Two Thursdays ago marked the 365th day that I went without an alcoholic beverage. Yep, St. Patrick’s Day. How ironic since I’m Irish-Catholic, am I right? Anyway, 365 is a lot of days for a girl who spent the last ten years as a professional binge drinker.
Nobody ever realizes that their last day of drinking will be their last day of drinking. I remember clearly my last weekend of binge drinking – scratch that. I remember nothing. But it was a bottomless mimosa brunch and I took bottomless quite literally. And then I switched to bottomless glasses of wine. And the rest is history. It’s a miracle that I had about a half of a glass of wine left in the bottle from that night. So after my two-day hangover, I decided to pour the rest of the grape into a glass, polished it off and called it a night. The next day I decided that it was going to be a while until I went out drinking again – at least not until the next weekend.
I had therapy that week and recapped the ounces of the weekend that I remembered. The guilt and shame tied to that weekend were insurmountable. The emotion evoked by the blackout drinking was something I was very rarely able to share with anyone, for fear they’d forcefully pull the bottle of merlot right out of my hands…plus, who likes a girl who can’t handle her alcohol? But I became comfortable enough to disclose how it was negatively affecting me in those therapy sessions.

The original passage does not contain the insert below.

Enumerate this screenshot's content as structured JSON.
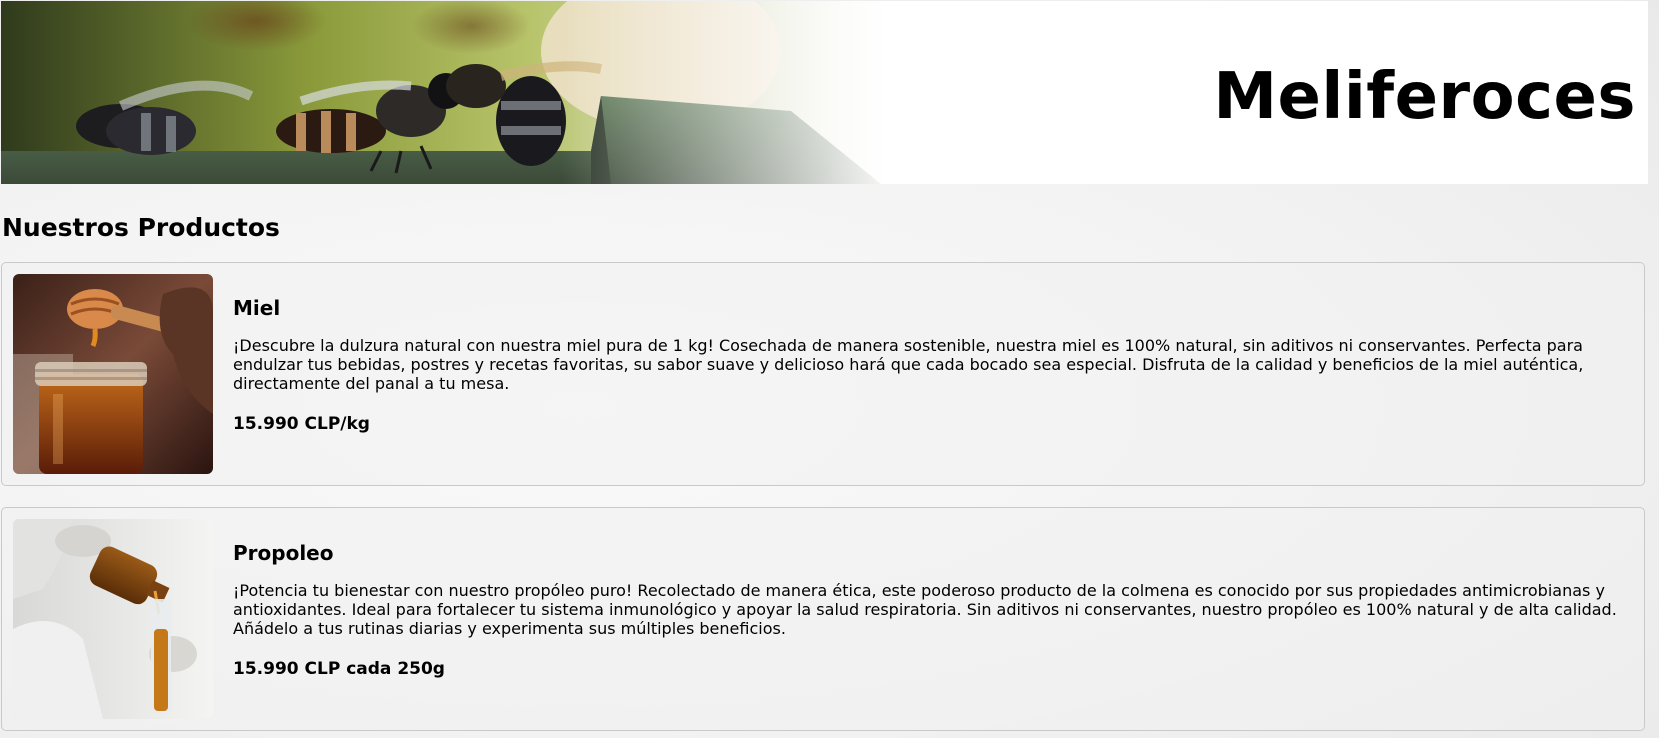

That particular session, my therapist quite simply asked if I could just take drinking off the table altogether, at least for now. Now that’s a pregnant thought. Why didn’t I think of that? But how am I supposed to go to weddings? How am I supposed to be sober at my own wedding? HOW AM I TO LIVE WITHOUT MY WINE?! If you put the cart before the horse…the horse will lay down and take a nap. I don’t know if I used that idiom in the right context, but whatever. Point being, you’ll never get anywhere with anything if you’re trying to rearrange your schedule because you don’t know what traffic will look like on July 19th, 2030.

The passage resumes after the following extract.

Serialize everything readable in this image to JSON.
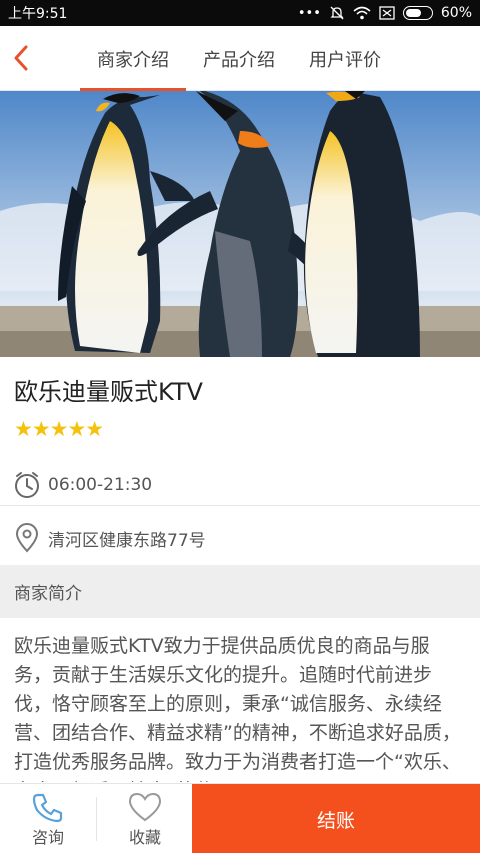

Something clicked that evening. Divine intervention? A spiritual awakening? I won’t ask questions – all I know is that certain neurons in my brain woke up. Maybe it was my liver…oh, if only my liver could talk. “NononoNONONO, don’t uncork that bottle of— SON OF A BITCH, WHY ARE YOU DOING THIS TO ME?!” Now I’m not going to sit here and say that I’ve stayed alcohol free all on my own. I’ve had some outside assistance and therapy that I am astronomically grateful for.

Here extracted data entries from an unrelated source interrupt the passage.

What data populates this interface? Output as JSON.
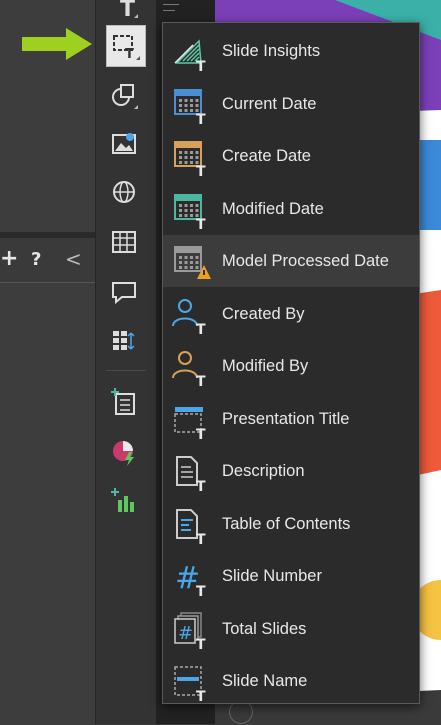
{
  "left_panel": {
    "add_symbol": "+",
    "help_symbol": "?",
    "collapse_symbol": "<"
  },
  "toolbar": {
    "tools": [
      {
        "icon": "text-icon"
      },
      {
        "icon": "smart-field-icon",
        "active": true
      },
      {
        "icon": "shapes-icon"
      },
      {
        "icon": "image-icon"
      },
      {
        "icon": "web-icon"
      },
      {
        "icon": "table-icon"
      },
      {
        "icon": "comment-icon"
      },
      {
        "icon": "grid-icon"
      },
      {
        "icon": "add-chart-list-icon"
      },
      {
        "icon": "pie-chart-icon"
      },
      {
        "icon": "add-bar-chart-icon"
      }
    ]
  },
  "menu": {
    "items": [
      {
        "label": "Slide Insights",
        "icon": "slide-insights-icon"
      },
      {
        "label": "Current Date",
        "icon": "calendar-icon",
        "color": "#4a8fd4"
      },
      {
        "label": "Create Date",
        "icon": "calendar-icon",
        "color": "#d9a05b"
      },
      {
        "label": "Modified Date",
        "icon": "calendar-icon",
        "color": "#4cb8a0"
      },
      {
        "label": "Model Processed Date",
        "icon": "calendar-warning-icon",
        "color": "#f0a020"
      },
      {
        "label": "Created By",
        "icon": "user-icon",
        "color": "#4aa8e8"
      },
      {
        "label": "Modified By",
        "icon": "user-icon",
        "color": "#d9a05b"
      },
      {
        "label": "Presentation Title",
        "icon": "title-frame-icon",
        "color": "#4aa8e8"
      },
      {
        "label": "Description",
        "icon": "document-icon"
      },
      {
        "label": "Table of Contents",
        "icon": "toc-document-icon",
        "color": "#4aa8e8"
      },
      {
        "label": "Slide Number",
        "icon": "hash-icon",
        "color": "#4aa8e8"
      },
      {
        "label": "Total Slides",
        "icon": "hash-stack-icon",
        "color": "#4aa8e8"
      },
      {
        "label": "Slide Name",
        "icon": "slide-name-icon",
        "color": "#4aa8e8"
      }
    ],
    "hover_index": 4,
    "sub_letter": "T"
  },
  "colors": {
    "arrow": "#9ed11f",
    "menu_bg": "#2b2b2b",
    "hover_bg": "#3c3c3c"
  }
}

I desperately needed to quit drinking. I wasn’t in trouble with the law, I wasn’t housing a bottle of vodka before work, but it was causing way too much distress. Having an eating disorder with a drinking problem is quite the dichotomy…aren’t I supposed to be terrified of calories? Alcohol calories didn’t count, apparently. Anyway, trying to be in recovery from an eating disorder while tying one on every weekend (and holiday, and non-holiday, and Tuesday evening) is like having two flat tires on the front of your car, replacing one, but not the other and expecting the car to drive just fine.
Having issues with my alcohol intake is something I have been very ashamed of, hence why I didn’t come to the realization sooner…there’s definitely a stigma out there – people with addiction aren’t always accepted – because to a lot of people (I’m guilty of this too), it is seen as simply a choice. Okay, yes. It is a choice for you to say yes or no to the drink or the drug or the compulsive exercise or what ever it may be. But it’s the thought behind that yes or no that is not always a “choice”. Why would anyone ask to be plagued with addiction? I’ve certainly never heard of anyone who has said to himself or herself, “Hmm this vice of mine, do it in copious amounts? Sign me up!” A poignant quote in the mental illness world is, “Genetics loads the gun, environment pulls the trigger”. Some people are more susceptible than others depending on genes that run in the family. Throw that person into a destructive environment, you’ve got a perfect recipe for addiction.
A friend once used this analogy; “Normal” drinkers, while drinking, have this little, red flag in their brains (I imagine it looks like the end of those Super Mario levels), that says, “Hey, stupid! You’re crossing the line here. Time to chug an ice water and call it a night on the ole’ booze.” People with addiction? Well, somewhere along the line, the little, red flag was bent and broken in half.
The moral of this story is, much like the post I wrote on ED Awareness Week, I really don’t want to carry around the shame anymore. I have a problem with drinking booze. There, I said it. And I hope that in years to come, others don’t have to carry around the shame. We shouldn’t have to hide. We are all human. We all have things in our lives that are ridiculously hard to deal with. Doesn’t matter what it is. Doesn’t mean people with addiction have it worse than anyone else in the entire world. But let’s take a step back and try to be a little less critical. I think if we can break down these barriers, it might help people to help themselves.